Oxygen concentration dependence of microstructure formed on Ni by backward pulsed laser deposition

Abstract

In the automotive industry, direct joining between resin and metal without additional material is expected due to a growing need for hybrid structures composed of resin and metal. Roughening the metal surface before joining can improve the adhesion with the resin, and forming a microstructure on the metal surface by backward pulsed laser deposition could be a useful method. In the present study, we investigated the dependence of microstructure on the oxygen concentration in the ambient gas during surface processing for controlling the morphology of the microstructure.
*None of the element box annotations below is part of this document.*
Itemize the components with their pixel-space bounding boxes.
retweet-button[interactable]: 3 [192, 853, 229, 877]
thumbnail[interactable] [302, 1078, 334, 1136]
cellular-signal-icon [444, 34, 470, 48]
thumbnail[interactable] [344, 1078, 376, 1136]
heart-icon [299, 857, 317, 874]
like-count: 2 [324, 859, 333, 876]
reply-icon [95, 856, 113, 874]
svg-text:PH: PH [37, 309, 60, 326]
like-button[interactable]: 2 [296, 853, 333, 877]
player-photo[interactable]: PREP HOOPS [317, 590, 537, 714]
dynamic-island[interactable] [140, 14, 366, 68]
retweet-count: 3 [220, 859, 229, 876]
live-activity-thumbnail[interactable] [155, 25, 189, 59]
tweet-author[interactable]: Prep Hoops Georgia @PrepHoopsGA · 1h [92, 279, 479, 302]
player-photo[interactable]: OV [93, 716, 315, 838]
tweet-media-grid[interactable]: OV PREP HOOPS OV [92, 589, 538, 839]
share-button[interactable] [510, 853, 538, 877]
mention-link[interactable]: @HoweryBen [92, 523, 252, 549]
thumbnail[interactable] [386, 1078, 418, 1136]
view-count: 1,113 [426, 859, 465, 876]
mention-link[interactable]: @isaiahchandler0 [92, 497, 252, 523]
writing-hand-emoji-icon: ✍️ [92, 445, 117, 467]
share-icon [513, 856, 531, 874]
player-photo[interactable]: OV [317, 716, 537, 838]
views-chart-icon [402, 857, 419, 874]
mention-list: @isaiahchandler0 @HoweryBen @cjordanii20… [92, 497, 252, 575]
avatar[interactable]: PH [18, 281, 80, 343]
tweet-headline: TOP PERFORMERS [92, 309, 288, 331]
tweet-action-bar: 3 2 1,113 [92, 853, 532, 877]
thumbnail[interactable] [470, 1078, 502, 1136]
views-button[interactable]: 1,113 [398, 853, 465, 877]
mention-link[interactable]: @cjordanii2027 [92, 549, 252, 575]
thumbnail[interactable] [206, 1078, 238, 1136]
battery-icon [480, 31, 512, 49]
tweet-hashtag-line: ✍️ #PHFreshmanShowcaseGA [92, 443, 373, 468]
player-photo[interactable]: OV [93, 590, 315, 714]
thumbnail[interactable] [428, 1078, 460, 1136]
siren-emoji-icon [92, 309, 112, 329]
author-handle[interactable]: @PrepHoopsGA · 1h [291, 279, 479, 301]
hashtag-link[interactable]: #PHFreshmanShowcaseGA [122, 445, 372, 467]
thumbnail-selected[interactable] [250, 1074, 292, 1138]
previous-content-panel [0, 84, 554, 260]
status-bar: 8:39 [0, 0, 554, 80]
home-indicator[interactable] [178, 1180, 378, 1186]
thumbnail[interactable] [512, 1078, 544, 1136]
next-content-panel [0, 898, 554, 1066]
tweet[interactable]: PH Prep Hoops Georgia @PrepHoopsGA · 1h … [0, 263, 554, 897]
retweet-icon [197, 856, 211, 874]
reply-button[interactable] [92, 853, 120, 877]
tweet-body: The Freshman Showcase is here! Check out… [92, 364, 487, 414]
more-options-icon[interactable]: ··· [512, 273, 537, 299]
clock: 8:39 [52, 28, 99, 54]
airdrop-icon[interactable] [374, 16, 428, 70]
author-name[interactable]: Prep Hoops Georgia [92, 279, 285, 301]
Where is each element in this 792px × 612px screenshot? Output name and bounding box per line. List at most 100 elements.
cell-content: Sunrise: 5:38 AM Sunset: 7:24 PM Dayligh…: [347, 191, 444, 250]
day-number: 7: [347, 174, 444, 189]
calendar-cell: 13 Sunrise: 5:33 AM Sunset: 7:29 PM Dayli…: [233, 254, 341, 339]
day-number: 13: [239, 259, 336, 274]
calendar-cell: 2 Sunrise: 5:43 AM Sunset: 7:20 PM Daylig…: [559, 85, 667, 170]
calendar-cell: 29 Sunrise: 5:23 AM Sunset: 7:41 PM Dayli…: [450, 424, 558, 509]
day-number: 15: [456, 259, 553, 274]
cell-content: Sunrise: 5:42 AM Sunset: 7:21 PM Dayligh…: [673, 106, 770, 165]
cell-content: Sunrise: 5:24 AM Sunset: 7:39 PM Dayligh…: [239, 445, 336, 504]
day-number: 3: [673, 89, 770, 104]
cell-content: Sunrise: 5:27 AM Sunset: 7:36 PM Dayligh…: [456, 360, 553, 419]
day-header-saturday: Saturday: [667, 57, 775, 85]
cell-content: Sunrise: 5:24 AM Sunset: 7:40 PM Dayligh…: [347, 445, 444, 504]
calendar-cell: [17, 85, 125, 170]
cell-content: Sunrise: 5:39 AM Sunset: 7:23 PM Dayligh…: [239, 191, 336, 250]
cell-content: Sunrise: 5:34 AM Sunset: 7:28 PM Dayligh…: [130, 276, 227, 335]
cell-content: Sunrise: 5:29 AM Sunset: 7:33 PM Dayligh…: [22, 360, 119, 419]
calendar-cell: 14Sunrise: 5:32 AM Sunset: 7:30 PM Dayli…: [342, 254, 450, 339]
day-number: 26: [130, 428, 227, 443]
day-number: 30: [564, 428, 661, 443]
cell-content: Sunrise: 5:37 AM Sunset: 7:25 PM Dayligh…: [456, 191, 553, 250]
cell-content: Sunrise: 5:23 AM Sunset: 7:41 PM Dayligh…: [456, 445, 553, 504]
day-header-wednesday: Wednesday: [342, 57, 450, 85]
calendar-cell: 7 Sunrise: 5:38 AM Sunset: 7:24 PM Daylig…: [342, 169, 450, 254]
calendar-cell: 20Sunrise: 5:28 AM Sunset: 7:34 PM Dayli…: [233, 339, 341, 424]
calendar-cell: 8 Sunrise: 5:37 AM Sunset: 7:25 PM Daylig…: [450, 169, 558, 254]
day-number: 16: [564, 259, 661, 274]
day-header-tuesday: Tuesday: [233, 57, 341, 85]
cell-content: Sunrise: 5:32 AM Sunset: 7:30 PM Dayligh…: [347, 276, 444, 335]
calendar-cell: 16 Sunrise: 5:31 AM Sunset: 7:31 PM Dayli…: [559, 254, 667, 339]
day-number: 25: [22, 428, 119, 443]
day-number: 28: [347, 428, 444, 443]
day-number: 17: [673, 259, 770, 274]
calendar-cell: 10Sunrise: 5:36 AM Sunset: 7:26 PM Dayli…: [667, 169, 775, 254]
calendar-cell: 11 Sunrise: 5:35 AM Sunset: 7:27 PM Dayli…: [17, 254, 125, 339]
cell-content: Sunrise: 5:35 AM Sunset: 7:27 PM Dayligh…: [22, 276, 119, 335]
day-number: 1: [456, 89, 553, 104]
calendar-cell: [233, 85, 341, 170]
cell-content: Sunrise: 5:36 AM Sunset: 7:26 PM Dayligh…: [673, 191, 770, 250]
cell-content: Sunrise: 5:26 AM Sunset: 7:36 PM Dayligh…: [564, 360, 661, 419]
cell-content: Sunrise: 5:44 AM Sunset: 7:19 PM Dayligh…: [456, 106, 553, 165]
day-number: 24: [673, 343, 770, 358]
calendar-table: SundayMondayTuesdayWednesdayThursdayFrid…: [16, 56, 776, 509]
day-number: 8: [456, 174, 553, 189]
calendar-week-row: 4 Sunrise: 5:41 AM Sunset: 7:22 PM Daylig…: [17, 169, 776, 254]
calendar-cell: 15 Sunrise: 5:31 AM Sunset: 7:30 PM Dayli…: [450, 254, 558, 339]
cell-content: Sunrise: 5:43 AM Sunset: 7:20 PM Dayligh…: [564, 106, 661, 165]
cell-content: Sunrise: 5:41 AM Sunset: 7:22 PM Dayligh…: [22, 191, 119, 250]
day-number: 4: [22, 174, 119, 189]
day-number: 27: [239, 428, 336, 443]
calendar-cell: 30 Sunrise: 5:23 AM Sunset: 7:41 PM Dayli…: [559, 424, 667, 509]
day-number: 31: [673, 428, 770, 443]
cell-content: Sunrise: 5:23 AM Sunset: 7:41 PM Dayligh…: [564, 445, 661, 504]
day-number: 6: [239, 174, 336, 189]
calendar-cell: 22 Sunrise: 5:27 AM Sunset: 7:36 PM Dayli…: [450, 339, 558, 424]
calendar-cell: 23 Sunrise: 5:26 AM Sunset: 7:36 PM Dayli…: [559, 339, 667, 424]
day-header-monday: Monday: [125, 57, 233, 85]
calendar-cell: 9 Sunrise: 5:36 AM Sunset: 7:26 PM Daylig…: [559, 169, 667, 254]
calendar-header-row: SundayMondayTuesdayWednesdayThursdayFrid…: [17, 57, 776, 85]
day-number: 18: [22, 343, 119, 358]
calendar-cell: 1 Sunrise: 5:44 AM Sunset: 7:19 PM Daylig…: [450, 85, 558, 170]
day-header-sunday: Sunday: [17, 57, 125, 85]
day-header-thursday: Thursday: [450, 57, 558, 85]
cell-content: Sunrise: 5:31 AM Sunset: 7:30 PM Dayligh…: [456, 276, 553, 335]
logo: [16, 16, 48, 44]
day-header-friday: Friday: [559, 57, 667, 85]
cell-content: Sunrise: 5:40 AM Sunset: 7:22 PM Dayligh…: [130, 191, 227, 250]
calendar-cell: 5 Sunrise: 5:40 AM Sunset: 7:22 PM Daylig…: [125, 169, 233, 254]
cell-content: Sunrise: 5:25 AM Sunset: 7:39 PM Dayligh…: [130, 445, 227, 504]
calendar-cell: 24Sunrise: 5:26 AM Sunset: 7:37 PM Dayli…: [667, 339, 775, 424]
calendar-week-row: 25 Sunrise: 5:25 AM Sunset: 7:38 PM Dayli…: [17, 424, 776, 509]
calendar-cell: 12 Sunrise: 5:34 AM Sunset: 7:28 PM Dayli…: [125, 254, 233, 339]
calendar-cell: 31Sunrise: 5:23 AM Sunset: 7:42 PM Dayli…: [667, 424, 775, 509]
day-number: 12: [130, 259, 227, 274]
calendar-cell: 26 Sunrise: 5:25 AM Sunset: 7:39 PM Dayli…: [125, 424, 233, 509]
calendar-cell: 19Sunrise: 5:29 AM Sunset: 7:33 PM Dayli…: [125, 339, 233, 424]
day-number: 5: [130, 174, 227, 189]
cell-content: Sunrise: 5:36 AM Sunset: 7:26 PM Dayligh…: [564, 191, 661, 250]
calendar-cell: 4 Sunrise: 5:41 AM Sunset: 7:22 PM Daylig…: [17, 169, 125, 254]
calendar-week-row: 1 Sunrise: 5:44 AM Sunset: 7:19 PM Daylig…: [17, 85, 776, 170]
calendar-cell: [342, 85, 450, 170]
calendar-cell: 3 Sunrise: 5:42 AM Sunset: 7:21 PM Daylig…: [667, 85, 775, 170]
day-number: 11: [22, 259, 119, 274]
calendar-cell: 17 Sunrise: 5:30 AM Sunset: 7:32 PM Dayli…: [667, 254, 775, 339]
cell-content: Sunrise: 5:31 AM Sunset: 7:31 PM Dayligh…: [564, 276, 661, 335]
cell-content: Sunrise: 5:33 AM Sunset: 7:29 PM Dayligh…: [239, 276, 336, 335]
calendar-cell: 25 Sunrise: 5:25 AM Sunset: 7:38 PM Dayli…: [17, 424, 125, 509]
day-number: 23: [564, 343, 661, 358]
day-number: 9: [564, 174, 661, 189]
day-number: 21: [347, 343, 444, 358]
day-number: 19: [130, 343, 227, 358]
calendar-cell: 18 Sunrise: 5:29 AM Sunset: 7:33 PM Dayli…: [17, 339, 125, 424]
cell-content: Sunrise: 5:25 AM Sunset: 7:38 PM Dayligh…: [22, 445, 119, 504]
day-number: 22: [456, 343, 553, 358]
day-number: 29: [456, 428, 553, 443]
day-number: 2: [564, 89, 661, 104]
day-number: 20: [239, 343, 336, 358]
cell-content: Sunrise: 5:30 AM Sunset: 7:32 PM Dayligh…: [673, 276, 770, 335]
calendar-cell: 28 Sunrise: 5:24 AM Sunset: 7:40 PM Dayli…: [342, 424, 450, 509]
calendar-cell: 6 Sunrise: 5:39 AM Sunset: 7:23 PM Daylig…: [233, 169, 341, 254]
In the experiments, the oxygen concentration in the ambient gas composed of nitrogen and oxygen was controlled under atmospheric pressure, and microstructure characteristics, such as the shape and hardness, were analyzed. As a result, it was demonstrated that the formation range of the microstructure was constant regardless of the oxygen concentration, whereas a rougher microstructure was formed at higher oxygen concentrations, and a dense, flat microstructure was formed at lower oxygen concentrations. These results implied that the oxidation between the nanoparticles in the laser-induced plume and the ambient gas affects the mobility of the nanoparticles on the metal surface, leading to a transmutation in the morphology of the microstructure. Finally, it was shown that it is important to reduce the surface mobility of nanoparticles, such as processing under high oxygen concentration, to form a microstructure that improves adhesion.